- 150g pearl barley
- 2 onion
- 2 carrot
- 4 garlic cloves
- 2 tbsp Spanish seasoning
- 2 vegetable stock cube
- 800g tin of butter beans
- 200g spinach
- 2 lemon
- 4 cod fillets
- Sea salt
- ½ tbsp olive oil
- Freshly ground pepper
- Small pan with lid
- Vegetable peeler
- Large frying pan or wok with lid
- Baking tray (optional)
- Measuring jug
- 1.
Fill and boil your kettle. Tip the pearl barley into a small pan and pour in enough hot water from the kettle to cover by a few cm. Add a pinch of salt and pop on a lid. Set the pan on a high heat and bring to the boil, then turn the heat down to medium-low and simmer for 20-25 mins till the barley is tender. When it’s ready, drain it and tip it back into the pan. Cover with the lid to keep warm.
- 2.
Meanwhile, peel and finely chop the onion and carrot. Warm a large, deep frying pan or wok on a medium heat for 2 mins. Add ½ tbsp olive oil, the onion and carrot and a pinch of salt and pepper. Pop a lid on the pan (or use a baking tray if you don’t have a lid) and sweat the veg for 8 mins, stirring a few times, till soft and pale golden.
- 3.
While the veg fry, peel and crush or grate the garlic. Tip 1 tbsp Spanish seasoning into a heatproof jug and crumble in the stock cube. Add the garlic. Pour in 350ml hot water from the kettle and stir to dissolve the stock cube. Drain the tin of butter beans.
- 4.
Stir the butter beans into the veg. Pour in the spiced stock.
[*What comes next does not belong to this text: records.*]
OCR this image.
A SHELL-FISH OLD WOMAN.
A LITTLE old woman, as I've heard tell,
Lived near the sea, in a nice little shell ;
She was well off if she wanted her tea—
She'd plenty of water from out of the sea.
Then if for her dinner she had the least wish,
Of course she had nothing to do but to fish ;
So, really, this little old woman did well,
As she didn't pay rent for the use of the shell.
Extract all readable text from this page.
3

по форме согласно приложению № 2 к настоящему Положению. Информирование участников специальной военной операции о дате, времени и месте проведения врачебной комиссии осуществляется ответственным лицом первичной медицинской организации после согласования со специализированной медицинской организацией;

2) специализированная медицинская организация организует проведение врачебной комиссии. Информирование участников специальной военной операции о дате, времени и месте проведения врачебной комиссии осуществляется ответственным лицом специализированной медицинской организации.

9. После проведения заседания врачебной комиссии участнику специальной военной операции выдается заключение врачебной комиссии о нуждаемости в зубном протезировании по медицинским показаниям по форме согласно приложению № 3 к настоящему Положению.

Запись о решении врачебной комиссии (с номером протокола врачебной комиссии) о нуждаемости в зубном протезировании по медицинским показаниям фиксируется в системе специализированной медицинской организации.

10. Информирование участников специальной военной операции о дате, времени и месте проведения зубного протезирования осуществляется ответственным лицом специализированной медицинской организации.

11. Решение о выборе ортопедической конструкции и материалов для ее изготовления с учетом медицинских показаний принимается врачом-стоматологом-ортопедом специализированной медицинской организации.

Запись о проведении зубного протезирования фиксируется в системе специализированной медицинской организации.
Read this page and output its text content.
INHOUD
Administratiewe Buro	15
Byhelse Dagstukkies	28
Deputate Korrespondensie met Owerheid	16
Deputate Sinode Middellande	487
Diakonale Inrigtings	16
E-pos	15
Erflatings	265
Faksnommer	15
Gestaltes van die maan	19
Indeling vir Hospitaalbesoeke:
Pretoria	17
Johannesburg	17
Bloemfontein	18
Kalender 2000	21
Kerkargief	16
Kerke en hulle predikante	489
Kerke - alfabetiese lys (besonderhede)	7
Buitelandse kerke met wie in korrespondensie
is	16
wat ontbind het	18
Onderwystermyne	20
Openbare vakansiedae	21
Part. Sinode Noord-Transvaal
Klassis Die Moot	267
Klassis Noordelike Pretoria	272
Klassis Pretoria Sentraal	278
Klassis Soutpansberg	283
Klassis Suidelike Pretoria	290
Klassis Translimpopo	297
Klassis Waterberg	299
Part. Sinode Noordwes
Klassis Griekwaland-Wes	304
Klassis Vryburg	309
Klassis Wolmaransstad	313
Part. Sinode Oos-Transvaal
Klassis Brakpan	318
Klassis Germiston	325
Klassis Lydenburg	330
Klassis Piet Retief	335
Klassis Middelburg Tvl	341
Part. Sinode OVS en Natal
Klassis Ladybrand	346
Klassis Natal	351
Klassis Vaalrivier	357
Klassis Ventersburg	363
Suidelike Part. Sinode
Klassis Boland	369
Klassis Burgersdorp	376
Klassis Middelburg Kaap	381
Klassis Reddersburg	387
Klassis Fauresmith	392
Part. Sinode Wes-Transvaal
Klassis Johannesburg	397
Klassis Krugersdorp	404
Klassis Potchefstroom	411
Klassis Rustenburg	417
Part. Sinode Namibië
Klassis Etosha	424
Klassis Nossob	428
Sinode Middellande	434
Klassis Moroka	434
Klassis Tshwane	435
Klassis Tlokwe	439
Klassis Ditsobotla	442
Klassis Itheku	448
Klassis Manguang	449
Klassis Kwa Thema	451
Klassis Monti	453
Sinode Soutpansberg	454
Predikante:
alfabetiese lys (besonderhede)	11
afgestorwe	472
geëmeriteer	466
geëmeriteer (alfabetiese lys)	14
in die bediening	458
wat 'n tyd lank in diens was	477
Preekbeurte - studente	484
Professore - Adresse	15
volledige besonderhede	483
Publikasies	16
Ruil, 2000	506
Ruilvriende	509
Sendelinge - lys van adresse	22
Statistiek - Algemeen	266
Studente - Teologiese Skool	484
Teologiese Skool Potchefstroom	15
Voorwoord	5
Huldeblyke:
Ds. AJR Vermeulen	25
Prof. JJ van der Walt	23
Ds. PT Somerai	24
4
Pop the lid back on the pan and simmer for 10 mins, stirring now and then.
- 5.
While the veg simmer, rinse the spinach well with cold water then trim the dry ends. Finely chop the spinach leaves and stalks.
- 6.
Stir the spinach into the pan. Squeeze in the juice from half the lemon. Taste and add a pinch more salt or pepper if you think it needs it. Add the cod fillets, skin-side down. Cover with the lid and cook for 6-8 mins. The cod will be opaque and flake easily when pressed with a fork.
- 7.
If you haven’t drained the pearl barley yet, drain it and divide between 2 warm bowls. Top with a cod fillet each, and spoon over the beans and sauce. Serve with the remaining lemon half, sliced into wedges for squeezing.